March 8, 2013
You would like meeting Jamie Gorder and her husband, Mark.
They farm near Wahpeton, N.D. Jamie won the North Dakota 2012 corn yield contest with a 298.6 bushels per acre corn yield entry. It was in the dryland corn division. The entry earned her second place in the national corn yield contest.
The couple enters the National Corn Growers Yield Contest every year. They use the yield contest to test new practices and products. The Gorders ridge till. The push plant populations and maturity on contest entries They were at 40,000+ ppa for this year’s contest and they planted a hybrid that was 100+ days in relative maturity.
An elevator employees flattens over the peak of a pile of corn being built at an elevator in South Dakota.
They prepare well for planting. They go through their planter and replace worn parts.
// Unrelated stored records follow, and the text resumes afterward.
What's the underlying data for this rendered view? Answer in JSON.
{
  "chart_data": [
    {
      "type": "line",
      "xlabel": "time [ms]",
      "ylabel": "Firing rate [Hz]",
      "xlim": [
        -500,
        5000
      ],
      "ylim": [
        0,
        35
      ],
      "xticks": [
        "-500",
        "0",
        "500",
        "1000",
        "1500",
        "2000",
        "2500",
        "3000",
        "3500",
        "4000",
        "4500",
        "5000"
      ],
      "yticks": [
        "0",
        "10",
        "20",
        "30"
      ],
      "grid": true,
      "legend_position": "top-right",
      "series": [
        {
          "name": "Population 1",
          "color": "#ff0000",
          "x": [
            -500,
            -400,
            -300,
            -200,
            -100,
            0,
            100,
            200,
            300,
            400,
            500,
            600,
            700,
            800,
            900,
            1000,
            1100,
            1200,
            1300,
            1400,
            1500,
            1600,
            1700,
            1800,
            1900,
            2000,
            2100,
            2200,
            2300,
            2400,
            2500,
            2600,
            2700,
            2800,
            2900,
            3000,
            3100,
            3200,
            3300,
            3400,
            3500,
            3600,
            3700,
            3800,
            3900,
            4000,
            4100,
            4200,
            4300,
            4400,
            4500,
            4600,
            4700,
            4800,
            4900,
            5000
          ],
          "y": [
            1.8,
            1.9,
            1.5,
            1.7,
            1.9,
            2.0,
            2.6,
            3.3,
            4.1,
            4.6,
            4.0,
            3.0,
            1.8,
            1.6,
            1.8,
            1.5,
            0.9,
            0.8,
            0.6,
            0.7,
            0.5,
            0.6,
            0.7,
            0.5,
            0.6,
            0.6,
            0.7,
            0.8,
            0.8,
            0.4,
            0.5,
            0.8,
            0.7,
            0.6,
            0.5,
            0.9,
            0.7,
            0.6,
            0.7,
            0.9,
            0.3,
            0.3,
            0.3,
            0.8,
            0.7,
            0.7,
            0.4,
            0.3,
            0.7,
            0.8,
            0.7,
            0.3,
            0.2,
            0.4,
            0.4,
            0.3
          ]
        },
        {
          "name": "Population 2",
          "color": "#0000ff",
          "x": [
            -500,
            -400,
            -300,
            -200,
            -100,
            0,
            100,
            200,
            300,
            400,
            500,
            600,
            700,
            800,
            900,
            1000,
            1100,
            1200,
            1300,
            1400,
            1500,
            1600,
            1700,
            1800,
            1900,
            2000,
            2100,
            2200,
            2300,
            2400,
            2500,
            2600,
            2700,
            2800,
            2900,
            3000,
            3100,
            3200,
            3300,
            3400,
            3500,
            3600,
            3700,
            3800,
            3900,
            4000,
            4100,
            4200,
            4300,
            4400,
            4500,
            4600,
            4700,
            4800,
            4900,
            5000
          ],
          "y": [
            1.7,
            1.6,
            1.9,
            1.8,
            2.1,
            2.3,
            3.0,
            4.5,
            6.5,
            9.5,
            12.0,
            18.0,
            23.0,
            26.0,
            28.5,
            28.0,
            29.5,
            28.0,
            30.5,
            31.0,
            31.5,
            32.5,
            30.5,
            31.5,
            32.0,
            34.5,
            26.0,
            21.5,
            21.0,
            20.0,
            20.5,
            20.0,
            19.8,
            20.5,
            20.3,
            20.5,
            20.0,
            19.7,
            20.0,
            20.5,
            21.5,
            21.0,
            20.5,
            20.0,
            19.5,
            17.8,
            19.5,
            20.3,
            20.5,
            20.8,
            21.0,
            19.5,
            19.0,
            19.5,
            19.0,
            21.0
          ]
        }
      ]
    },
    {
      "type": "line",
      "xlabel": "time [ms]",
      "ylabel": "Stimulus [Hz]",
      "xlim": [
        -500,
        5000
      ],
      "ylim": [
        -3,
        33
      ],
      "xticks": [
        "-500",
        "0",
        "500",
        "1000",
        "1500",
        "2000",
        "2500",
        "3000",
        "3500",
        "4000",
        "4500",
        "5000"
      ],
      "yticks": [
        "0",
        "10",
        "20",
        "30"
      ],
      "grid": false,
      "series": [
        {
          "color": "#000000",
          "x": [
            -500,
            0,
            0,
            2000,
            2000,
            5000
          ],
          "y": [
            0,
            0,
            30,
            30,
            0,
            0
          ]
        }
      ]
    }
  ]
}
They take the planting units to a test stand. Once they get into the field, they plant slowly and carefully. Zeo skips or doubles is their goal. They keep the planter at a uniform depth on the top of the ridges.
The Gorders spoon feed corn all year long. They use a full complement of macro and micronutrients. They split fertilizer applications. They knife in some fertilizer next to the ridges before planting. They put down a starter fertilizer with the planter. They sidedress when corn is about knee high.
The Gorders are pushing to hit 300 bushels per acre in the corn yield contest.
“It seems kind of hard to believe that we can produce 300 bushels per acre corn in North Dakota,” she says. “But it is definitely within reach.”
Maybe they will get there this year.